Tuesday, November 12, 2019

Kay Brothers’ Precise Vineyard Management Reaps Rewards in McLaren Vale

Kay Brothers Winery is renowned in Australia for being the oldest McLaren Vale winery still owned by the original family.  Yet although the operation dates back to 1890, this is a winery that is decidedly not resting on its past laurels. 

Duncan Kennedy, Chief Winemaker of Kay Brothers Winery, visited New York City this fall to attend a media dinner with some of his current releases.  Duncan is a seasoned winemaker who began apprenticing in Padthaway vineyards as he studied for his viticulture degree. After a few years of consulting in South Australia, he shifted focus and locales, beginning to make wine in Okanagan Valley, Bordeaux, and Napa.  That was followed by post-graduate studies in Oenology and then working in cellars in McLaren Vale. 

Duncan stepped up to chief winemaker and viticulturalist at Kay Brothers in 2015.  In describing the region, he told us that it’s 50 kilometers south of Adelaide and has a Mediterranean climate, with breezy hills and nooks and valleys. 

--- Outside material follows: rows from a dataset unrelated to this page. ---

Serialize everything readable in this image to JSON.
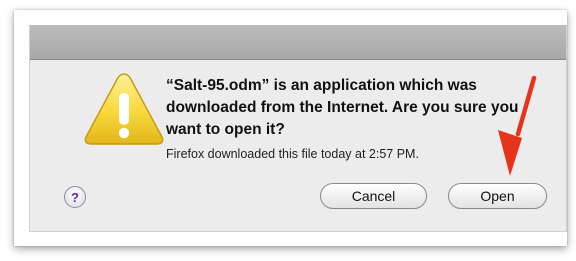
{
  "dialog": {
    "message": "“Salt-95.odm” is an application which was downloaded from the Internet. Are you sure you want to open it?",
    "info": "Firefox downloaded this file today at 2:57 PM.",
    "help_label": "?",
    "cancel_label": "Cancel",
    "open_label": "Open"
  },
  "icons": {
    "warning": "warning-triangle-icon",
    "help": "help-icon",
    "annotation": "red-arrow"
  },
  "colors": {
    "warning_fill": "#f6d53a",
    "annotation_arrow": "#e8331c",
    "help_glyph": "#5a2ca0"
  }
}
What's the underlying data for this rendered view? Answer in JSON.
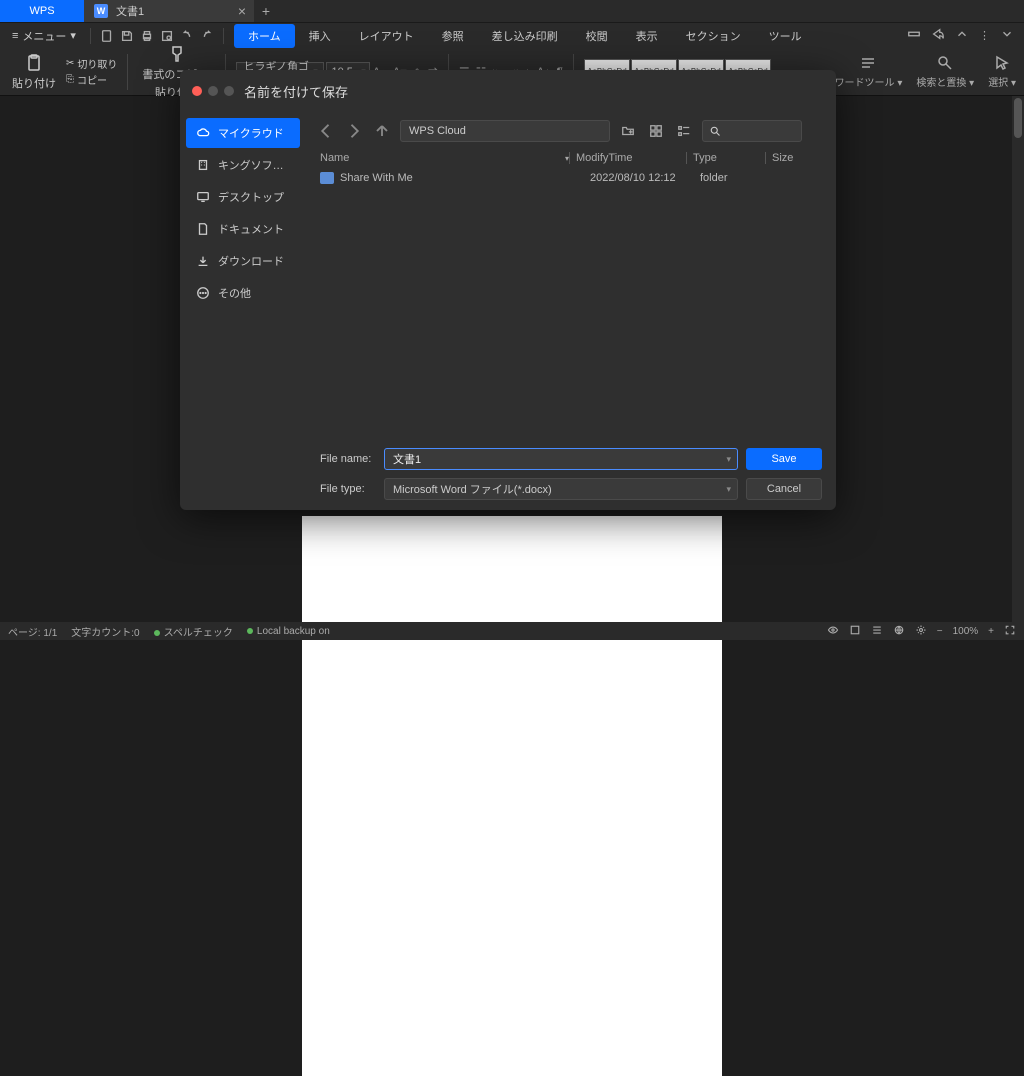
{
  "titlebar": {
    "app_tab": "WPS",
    "doc_tab": "文書1",
    "doc_icon_letter": "W"
  },
  "menubar": {
    "menu_label": "メニュー",
    "tabs": [
      "ホーム",
      "挿入",
      "レイアウト",
      "参照",
      "差し込み印刷",
      "校閲",
      "表示",
      "セクション",
      "ツール"
    ],
    "active_tab_index": 0
  },
  "ribbon": {
    "paste_label": "貼り付け",
    "cut_label": "切り取り",
    "copy_label": "コピー",
    "format_painter_top": "書式のコピー/",
    "format_painter_bottom": "貼り付け",
    "font_name": "ヒラギノ角ゴ Pro",
    "font_size": "10.5",
    "style_sample": "AaBbCcDd",
    "word_tools": "ワードツール",
    "find_replace": "検索と置換",
    "select_label": "選択"
  },
  "dialog": {
    "title": "名前を付けて保存",
    "locations": [
      {
        "label": "マイクラウド",
        "icon": "cloud"
      },
      {
        "label": "キングソフト株式...",
        "icon": "building"
      },
      {
        "label": "デスクトップ",
        "icon": "desktop"
      },
      {
        "label": "ドキュメント",
        "icon": "document"
      },
      {
        "label": "ダウンロード",
        "icon": "download"
      },
      {
        "label": "その他",
        "icon": "more"
      }
    ],
    "active_location_index": 0,
    "path": "WPS Cloud",
    "columns": {
      "name": "Name",
      "modify": "ModifyTime",
      "type": "Type",
      "size": "Size"
    },
    "rows": [
      {
        "name": "Share With Me",
        "modify": "2022/08/10 12:12",
        "type": "folder",
        "size": ""
      }
    ],
    "filename_label": "File name:",
    "filename_value": "文書1",
    "filetype_label": "File type:",
    "filetype_value": "Microsoft Word ファイル(*.docx)",
    "save_label": "Save",
    "cancel_label": "Cancel"
  },
  "statusbar": {
    "page": "ページ: 1/1",
    "chars": "文字カウント:0",
    "spell": "スペルチェック",
    "backup": "Local backup on",
    "zoom": "100%"
  }
}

It’s clear his start in viticulture is reflected in his careful vineyard management.  He shared that he “spends most of my time in the vineyard.”  He’s always checking on the vines and the grapes to ensure “that they’re in a happy place.”

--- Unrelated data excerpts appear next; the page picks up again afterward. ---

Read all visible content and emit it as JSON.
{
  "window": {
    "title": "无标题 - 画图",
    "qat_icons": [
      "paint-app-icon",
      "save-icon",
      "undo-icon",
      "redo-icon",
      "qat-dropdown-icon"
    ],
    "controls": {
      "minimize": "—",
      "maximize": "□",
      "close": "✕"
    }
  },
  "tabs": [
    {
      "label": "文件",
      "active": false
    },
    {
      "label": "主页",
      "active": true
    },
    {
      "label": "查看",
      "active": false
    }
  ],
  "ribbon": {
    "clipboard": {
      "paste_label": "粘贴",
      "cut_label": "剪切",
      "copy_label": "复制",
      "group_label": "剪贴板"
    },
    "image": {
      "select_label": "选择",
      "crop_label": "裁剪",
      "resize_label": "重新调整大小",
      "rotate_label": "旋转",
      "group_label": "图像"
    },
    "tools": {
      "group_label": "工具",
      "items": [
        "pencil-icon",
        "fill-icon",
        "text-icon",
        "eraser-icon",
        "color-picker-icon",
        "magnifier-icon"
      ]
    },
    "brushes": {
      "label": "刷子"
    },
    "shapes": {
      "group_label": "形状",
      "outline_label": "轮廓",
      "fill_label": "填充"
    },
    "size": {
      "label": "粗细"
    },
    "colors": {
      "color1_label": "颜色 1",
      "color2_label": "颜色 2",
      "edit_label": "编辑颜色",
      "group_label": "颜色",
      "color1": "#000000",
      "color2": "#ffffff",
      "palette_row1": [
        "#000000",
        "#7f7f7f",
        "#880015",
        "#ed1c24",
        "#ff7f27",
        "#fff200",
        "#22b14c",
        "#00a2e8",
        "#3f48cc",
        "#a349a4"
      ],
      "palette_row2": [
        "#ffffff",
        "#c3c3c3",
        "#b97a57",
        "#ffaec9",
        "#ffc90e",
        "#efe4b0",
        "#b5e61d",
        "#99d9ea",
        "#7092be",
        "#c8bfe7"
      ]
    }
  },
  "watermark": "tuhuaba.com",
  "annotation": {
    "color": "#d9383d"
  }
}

The wines Duncan brought with him included Shiraz as well as – unexpectedly – Grenache.  In the McLaren Vale, 50% of plantings are Shiraz, 15% are Cabernet Sauvignon, and a modest 5% are Grenache.  Yet the grape is clearly one of Duncan’s passions, as he admitted, “I’m a bit obsessed with Grenache.”   He conveyed his pride in the results, stating, “We’re definitely making some very exciting wine.”

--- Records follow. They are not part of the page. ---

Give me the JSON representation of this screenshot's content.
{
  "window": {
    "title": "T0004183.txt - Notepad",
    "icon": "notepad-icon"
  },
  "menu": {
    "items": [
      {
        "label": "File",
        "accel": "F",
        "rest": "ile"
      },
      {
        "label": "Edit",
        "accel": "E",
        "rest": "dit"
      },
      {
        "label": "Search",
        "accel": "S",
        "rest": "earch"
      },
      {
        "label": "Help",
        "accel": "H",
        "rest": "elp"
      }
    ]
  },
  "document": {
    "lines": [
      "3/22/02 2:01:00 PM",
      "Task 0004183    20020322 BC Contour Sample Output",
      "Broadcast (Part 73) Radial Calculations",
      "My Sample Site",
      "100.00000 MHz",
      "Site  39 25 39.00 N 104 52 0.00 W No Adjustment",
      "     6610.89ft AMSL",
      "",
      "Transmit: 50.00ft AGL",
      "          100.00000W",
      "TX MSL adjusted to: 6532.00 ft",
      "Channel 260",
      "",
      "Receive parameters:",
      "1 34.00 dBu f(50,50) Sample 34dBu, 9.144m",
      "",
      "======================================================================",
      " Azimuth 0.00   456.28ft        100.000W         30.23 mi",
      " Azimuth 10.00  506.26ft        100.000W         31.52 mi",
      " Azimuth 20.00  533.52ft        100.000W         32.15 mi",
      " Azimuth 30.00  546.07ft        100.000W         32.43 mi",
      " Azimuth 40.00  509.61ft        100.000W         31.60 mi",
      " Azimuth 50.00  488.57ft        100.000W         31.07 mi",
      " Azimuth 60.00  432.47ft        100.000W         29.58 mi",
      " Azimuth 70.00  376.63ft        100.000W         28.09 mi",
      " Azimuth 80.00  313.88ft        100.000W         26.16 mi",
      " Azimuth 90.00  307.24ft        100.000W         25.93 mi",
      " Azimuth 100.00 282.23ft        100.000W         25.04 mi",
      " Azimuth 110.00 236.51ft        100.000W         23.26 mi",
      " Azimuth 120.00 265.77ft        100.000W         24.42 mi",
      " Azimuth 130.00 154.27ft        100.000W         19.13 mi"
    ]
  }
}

The wines tasted that night were uniformly impressive, and included:

Kay Brothers Amery Basket Pressed Grenache 2017 – The basket press is used for crushing grapes in a less rough way. Duncan told us the soil for this wine is sandy and produces a more perfumed wine.  The basket pressed wines have soft tannins and the gentle treatment is aimed at preserving that freshness.  I found that this lively wine offered rosemary and blackberry on the nose with sour cherry on the midpalate and a long finish.  $39.99

Kay Brothers Amery Basket Pressed Shiraz 2016 – A well-balanced wine with spicy pepper and ripe black cherries on the nose and palate.  The tannins are well integrated and the length is good.  $39.99

Kay Brothers Amery Hillside Shiraz 2015 – Grown on the Hillside vineyard that was originally planted in 1892, this wine was held back for two years, aging in American and French oak, and was bottled in 2017.  Duncan regards this wine as a more traditional McClaren Vale-style Shiraz.  A big Shiraz, this had black cherry and blackberry fruit character with a perfumed nose of cherries and herbs.  $59.99

Kay Brothers Amery Griffon’s Key Grenache 2017 -  A big wine, which offered flavors of black pepper, thick skinned-black plums, and ripe raspberries. It had a plush mouthfeel, with elegant smoothness.  Duncan sources this wine from two different parts (top and bottom) of the same sloped vineyard.  A terrific expression of Grenache.  $59.99

Kay Brothers Amery Cuthbert Cabernet Sauvignon 2017 – Named for one of the family owners of a past generation, this was a complex, big wine with blackberry, plums, balsamic, and black olives mingling on the palate. Duncan shared, “Cabernet doesn’t like to be too stressed,” and told us that these vines are shaded by timber.  A beautiful, expressive wine with a long finish.  $119

Kay Brothers Amery Block 6 Shiraz 2015 –  Duncan told us that this wine was grown in “a dryer year.”  While the resulting crop was small, the grapes offered intensity.  The 2015 Block 6 Shiraz had a spicy nose with black fruit.  On the palate, there was huge black fruit flavor as well as pepper and spiciness.  Fine tannins were well integrated and the wine had huge length as well as a touch of minerality. $119

Kay Brothers Amery Block 6 Shiraz 2017 – In contrast to the 2015, this vintage was during a wet year with thriving canopies.  The wine was full-bodied, with gorgeous blackberry and mulberry fruit, herbal notes of rosemary.  It was elegant and smooth with good length.  As we complimented the Block 6, Duncan told us it “reflects the giving nature of the vintage.”  $119

Tasting through a few vintages that had such different weather conditions is a real test of a winery’s ability to produce quality wine consistently.  These Kay Brothers releases are all solid, delicious wines that are a testament to the care both in the vineyard and the cellar.